The county has put down earnest money deposits on the five sites, McAdams said, but with contracts written so it won't lose funds on locations it chooses not to pursue. Because of that, he said, "the options are open."
The proposed sites are: 1820 W. Printers Row (2300 South), West Valley City; 2411 S. Winston St. (1070 West), West Valley City; 2249 S. Winston St. (1070 West), West Valley City; 3091 S. Main St., South Salt Lake; and 1144 W. 3300 South, South Salt Lake. None is in a primarily residential area.
Announced last week, the five potential locations are part of a consolidated city-county deal. Rather than its previously planned four 150-bed shelters, Salt Lake City will move forward with two 200-bed shelters, at 131 E. 700 South and 275 W. High Ave, while dropping the controversial Simpson Avenue property in Sugar House. A third will be sited in Salt Lake County outside of the capital city.
The redrawn plans forged by state leaders did not ultimately alleviate ongoing tensions between city and county officials over the project.
During his meeting with The Tribune, McAdams several times mentioned Salt Lake City Mayor Jackie Biskupski. He noted that she is "pushing hard" for the county to house the men's facility while the city hosts the women and gender-segregated populations. But the demographics at each center have not yet been decided, McAdams said.
He also disclosed that Biskupski barred the county from participating in the city's selection process. And though it was set by the state, the mayor called the 200-person cap on the city's facilities "a little arbitrary." The county's shelter, McAdams added, will house between 200 and 300 people.
And unlike the city's approach, with key decisions made largely without public input, the county will ask for feedback on the proposed sites over the next two weeks through a series of open houses and public meetings at the Utah Capitol.

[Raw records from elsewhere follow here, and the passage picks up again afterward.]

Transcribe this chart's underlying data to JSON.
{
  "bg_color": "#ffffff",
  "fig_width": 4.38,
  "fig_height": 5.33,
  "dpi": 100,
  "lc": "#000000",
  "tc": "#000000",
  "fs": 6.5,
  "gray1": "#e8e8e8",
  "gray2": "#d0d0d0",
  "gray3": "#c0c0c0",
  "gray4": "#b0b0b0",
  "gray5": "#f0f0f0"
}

McAdams also plans to add another public meeting in West Valley City, with the date to be determined, after residents raised concerns that the Capitol was inaccessible.

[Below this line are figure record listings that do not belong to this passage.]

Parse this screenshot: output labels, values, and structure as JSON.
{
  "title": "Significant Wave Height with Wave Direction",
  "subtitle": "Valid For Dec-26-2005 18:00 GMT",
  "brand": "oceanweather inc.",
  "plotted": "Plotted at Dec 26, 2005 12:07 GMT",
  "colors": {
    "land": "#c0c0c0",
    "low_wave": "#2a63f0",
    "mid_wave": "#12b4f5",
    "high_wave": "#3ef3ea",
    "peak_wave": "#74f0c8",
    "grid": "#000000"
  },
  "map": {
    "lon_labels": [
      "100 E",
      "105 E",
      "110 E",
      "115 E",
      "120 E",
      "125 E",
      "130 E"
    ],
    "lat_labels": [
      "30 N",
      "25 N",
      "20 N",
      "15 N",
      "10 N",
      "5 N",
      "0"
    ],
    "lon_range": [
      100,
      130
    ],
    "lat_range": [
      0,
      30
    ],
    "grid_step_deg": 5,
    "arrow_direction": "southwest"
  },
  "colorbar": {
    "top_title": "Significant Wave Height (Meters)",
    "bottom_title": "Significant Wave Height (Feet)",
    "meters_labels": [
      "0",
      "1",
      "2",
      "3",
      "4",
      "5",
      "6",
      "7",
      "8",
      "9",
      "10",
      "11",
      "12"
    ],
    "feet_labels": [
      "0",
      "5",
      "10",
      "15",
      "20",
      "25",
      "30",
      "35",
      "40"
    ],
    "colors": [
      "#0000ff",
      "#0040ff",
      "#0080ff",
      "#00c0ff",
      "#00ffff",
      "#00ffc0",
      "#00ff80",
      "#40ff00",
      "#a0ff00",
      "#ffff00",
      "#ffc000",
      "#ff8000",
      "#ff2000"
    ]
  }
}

The county mayor said he anticipated that many attendees will "rail" about the site selections near their neighborhoods and is encouraging participants to supply specific and productive testimony about why specific locations might not work. West Valley City and South Salt Lake leaders have decried the proposed shelters.

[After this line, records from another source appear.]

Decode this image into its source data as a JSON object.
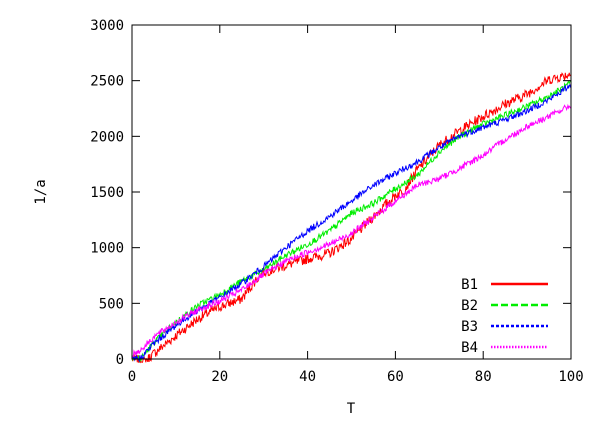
{
  "chart_data": {
    "type": "line",
    "xlabel": "T",
    "ylabel": "1/a",
    "xlim": [
      0,
      100
    ],
    "ylim": [
      0,
      3000
    ],
    "x_ticks": [
      0,
      20,
      40,
      60,
      80,
      100
    ],
    "y_ticks": [
      0,
      500,
      1000,
      1500,
      2000,
      2500,
      3000
    ],
    "grid": false,
    "legend_position": "bottom-right",
    "series": [
      {
        "name": "B1",
        "color": "#ff0000",
        "style": "solid",
        "x": [
          0,
          3,
          5,
          10,
          15,
          20,
          25,
          28,
          30,
          35,
          40,
          45,
          50,
          55,
          60,
          62,
          65,
          70,
          75,
          80,
          85,
          90,
          95,
          100
        ],
        "y": [
          0,
          -20,
          50,
          210,
          360,
          470,
          540,
          700,
          780,
          840,
          900,
          950,
          1080,
          1280,
          1470,
          1520,
          1700,
          1920,
          2060,
          2180,
          2290,
          2380,
          2510,
          2560
        ]
      },
      {
        "name": "B2",
        "color": "#00ee00",
        "style": "dashed",
        "x": [
          0,
          2,
          5,
          10,
          15,
          20,
          25,
          30,
          35,
          40,
          45,
          50,
          55,
          60,
          65,
          70,
          75,
          80,
          85,
          90,
          95,
          100
        ],
        "y": [
          20,
          0,
          150,
          330,
          480,
          580,
          700,
          800,
          930,
          1030,
          1150,
          1310,
          1400,
          1530,
          1650,
          1860,
          2010,
          2110,
          2190,
          2270,
          2360,
          2480
        ]
      },
      {
        "name": "B3",
        "color": "#0000ff",
        "style": "dotted",
        "x": [
          0,
          2,
          5,
          10,
          15,
          20,
          25,
          30,
          35,
          40,
          45,
          50,
          55,
          60,
          65,
          70,
          75,
          80,
          85,
          90,
          95,
          100
        ],
        "y": [
          0,
          10,
          140,
          300,
          440,
          550,
          680,
          830,
          1000,
          1150,
          1280,
          1420,
          1560,
          1670,
          1770,
          1900,
          2010,
          2080,
          2150,
          2230,
          2330,
          2460
        ]
      },
      {
        "name": "B4",
        "color": "#ff00ff",
        "style": "dotted-fine",
        "x": [
          0,
          2,
          5,
          10,
          15,
          20,
          25,
          30,
          35,
          40,
          45,
          50,
          55,
          60,
          65,
          70,
          75,
          80,
          85,
          90,
          95,
          100
        ],
        "y": [
          40,
          80,
          200,
          330,
          440,
          520,
          620,
          760,
          880,
          960,
          1030,
          1130,
          1270,
          1420,
          1560,
          1620,
          1720,
          1830,
          1970,
          2090,
          2180,
          2280
        ]
      }
    ]
  }
}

"You're never going to get everybody happy," McAdams said, later adding: "Our goal is not to have unanimous consent."
The mayor also lamented the abbreviated timeline for the process, but he noted, "We can't change that."
McAdams said Utah lawmakers had hoped the county would have a site selected by last week's end of the legislative session — looking to shorten the process after Salt Lake City's rocky monthslong site selection. McAdams negotiated the deadline to March 30, he said, to allow more time for public feedback.
"Were I able to write the terms of this agreement, it would have looked different than what we see right now," he said. "Faced with maybe losing and not getting anything this legislative session or taking a proposal that was maybe a little bit of a give-and-take, I felt that I needed to take the offer that was on the table and make it work."
The state has committed $27 million to the project, with funds for construction of the shelters, called "resource centers," as well as ongoing services.
Lawmakers also passed a bill this session — yet to be signed by Utah Gov. Gary Herbert — that would aid the county by allowing it to override city ordinances with its shelter-site selection.